Tuttavia, è poco conosciuto il fatto che, in quel preciso momento, l'autore di "Guernica" era considerato un "nemico della patria" dalla Spagna franchista, un "artista degenerato" dalla Germania hitleriana e uno "straniero pericoloso" dalla Francia, che si avviava verso l'occupazione tedesca. Questa sovrapposizione di etichette negative evidenzia la complessità e la precarietà della sua posizione.

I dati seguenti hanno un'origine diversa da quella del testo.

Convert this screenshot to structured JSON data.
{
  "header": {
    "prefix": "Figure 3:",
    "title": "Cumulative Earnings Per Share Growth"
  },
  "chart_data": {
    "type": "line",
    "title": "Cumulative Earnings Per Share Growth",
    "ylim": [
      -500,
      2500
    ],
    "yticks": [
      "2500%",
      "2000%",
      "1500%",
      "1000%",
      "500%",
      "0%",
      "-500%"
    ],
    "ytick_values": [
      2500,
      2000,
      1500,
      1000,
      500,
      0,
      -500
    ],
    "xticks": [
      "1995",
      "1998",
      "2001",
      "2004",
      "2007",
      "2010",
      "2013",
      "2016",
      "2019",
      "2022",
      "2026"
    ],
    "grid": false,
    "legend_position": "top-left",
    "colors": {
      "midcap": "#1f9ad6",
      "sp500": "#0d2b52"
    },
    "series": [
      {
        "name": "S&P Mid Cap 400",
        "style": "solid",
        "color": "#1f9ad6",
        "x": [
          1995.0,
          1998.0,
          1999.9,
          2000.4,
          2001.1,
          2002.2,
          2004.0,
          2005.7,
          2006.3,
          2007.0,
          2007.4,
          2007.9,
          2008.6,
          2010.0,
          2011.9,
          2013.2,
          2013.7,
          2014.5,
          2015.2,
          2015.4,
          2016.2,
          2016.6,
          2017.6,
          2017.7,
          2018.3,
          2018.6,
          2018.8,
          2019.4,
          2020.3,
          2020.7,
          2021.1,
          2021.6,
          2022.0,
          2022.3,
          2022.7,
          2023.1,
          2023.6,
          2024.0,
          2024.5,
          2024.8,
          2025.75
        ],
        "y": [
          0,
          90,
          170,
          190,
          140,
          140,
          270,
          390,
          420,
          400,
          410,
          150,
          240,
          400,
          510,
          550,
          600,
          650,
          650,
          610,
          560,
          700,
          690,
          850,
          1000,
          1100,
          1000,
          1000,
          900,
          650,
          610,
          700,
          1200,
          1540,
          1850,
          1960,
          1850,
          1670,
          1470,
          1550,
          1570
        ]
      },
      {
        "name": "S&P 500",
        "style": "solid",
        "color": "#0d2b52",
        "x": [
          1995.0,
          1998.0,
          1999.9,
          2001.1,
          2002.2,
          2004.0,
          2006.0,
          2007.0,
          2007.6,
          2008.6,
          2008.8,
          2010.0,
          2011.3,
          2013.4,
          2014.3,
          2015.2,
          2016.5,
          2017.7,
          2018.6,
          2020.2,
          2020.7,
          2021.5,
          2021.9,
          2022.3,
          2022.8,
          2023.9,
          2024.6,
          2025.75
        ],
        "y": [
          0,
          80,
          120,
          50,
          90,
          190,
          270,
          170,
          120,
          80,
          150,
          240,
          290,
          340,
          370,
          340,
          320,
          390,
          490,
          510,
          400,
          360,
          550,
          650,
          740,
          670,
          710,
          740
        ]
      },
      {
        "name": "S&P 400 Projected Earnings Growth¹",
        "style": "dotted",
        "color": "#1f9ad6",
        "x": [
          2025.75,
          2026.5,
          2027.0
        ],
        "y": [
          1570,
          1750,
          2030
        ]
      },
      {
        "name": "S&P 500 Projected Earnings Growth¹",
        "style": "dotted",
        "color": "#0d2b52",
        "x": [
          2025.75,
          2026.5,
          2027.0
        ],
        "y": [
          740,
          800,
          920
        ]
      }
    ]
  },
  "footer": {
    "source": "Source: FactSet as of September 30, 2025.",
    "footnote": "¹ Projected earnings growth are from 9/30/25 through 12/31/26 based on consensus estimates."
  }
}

Annie Cohen-Solal sottolinea come "l’esperienza dell’emarginazione subita da Picasso è simile a quella di tutti coloro che, oggi, si scontrano al sistematico rifiuto dell’altro. Picasso, capace com’è di sopportare le avversità e lavorare con inalterata fermezza, non è forse un nostro contemporaneo?". L'artista non è solo un creatore prolifico, ma anche un "talento politico fuori del comune, capace di trasformarsi in protagonista della modernizzazione della Francia".
Dopo la liberazione di Parigi, negli ultimi anni della Seconda Guerra Mondiale, Picasso si avvicina al Partito Comunista francese, annunciando la sua iscrizione il 24 ottobre 1944. Il suo impegno si estende al movimento pacifista, di cui diventa un sostenitore convinto. A lui si deve la diffusione della colomba come simbolo internazionale della pace, un'icona già presente in "Guernica" e che ritroverà il suo significato nel nome della figlia Paloma, nata nel 1949.
Un'opera significativa in senso politico è un disegno del 1942, preparatorio per la scultura "L'uomo con la pecora". La versione in bronzo, donata al comune di Vallauris nel febbraio 1950, anno in cui gli verrà conferita la cittadinanza onoraria, raffigura un uomo umile e fragile che porta sulle spalle una pecorella smarrita, un'immagine di sacrificio e di cura.
L'Addio a Parigi e la Scelta del Mediterraneo
Nel 1955, ormai artista universalmente riconosciuto, Picasso decide di lasciare la capitale per trasferirsi in Provenza. La sua scelta ricade sul Sud, sul Mediterraneo, sugli artigiani, piuttosto che sul Nord, sull'Académie des beaux-arts. Si stabilisce a Vallauris, un piccolo borgo di ceramisti, dove impara le "undici maniere tradizionali" per lavorare l'argilla.

La ceramica diventa per Picasso un mezzo espressivo prediletto. Egli si era sempre lamentato dell'instabilità della pittura ad olio, soggetta a fenomeni di ossidazione nel tempo. Nei colori vivaci e duraturi della ceramica, una volta cotti, vede la promessa di eternità che aspira per la sua arte, un desiderio di permanenza che riflette la sua incessante ricerca di un'identità solida e duratura, nonostante le continue trasformazioni e le sfide di una vita da "straniero".
Informazioni Pratiche sulla Mostra
La mostra "Picasso lo straniero" a Palazzo Cipolla offre orari di visita flessibili per permettere a un vasto pubblico di apprezzarne il contenuto. Gli orari sono i seguenti: lunedì dalle 15:00 alle 20:00; da martedì a domenica dalle 10:00 alle 20:00. Per coloro che desiderano prolungare la visita, il giovedì la mostra chiude alle 22:30, con ultimo ingresso consentito un'ora prima della chiusura.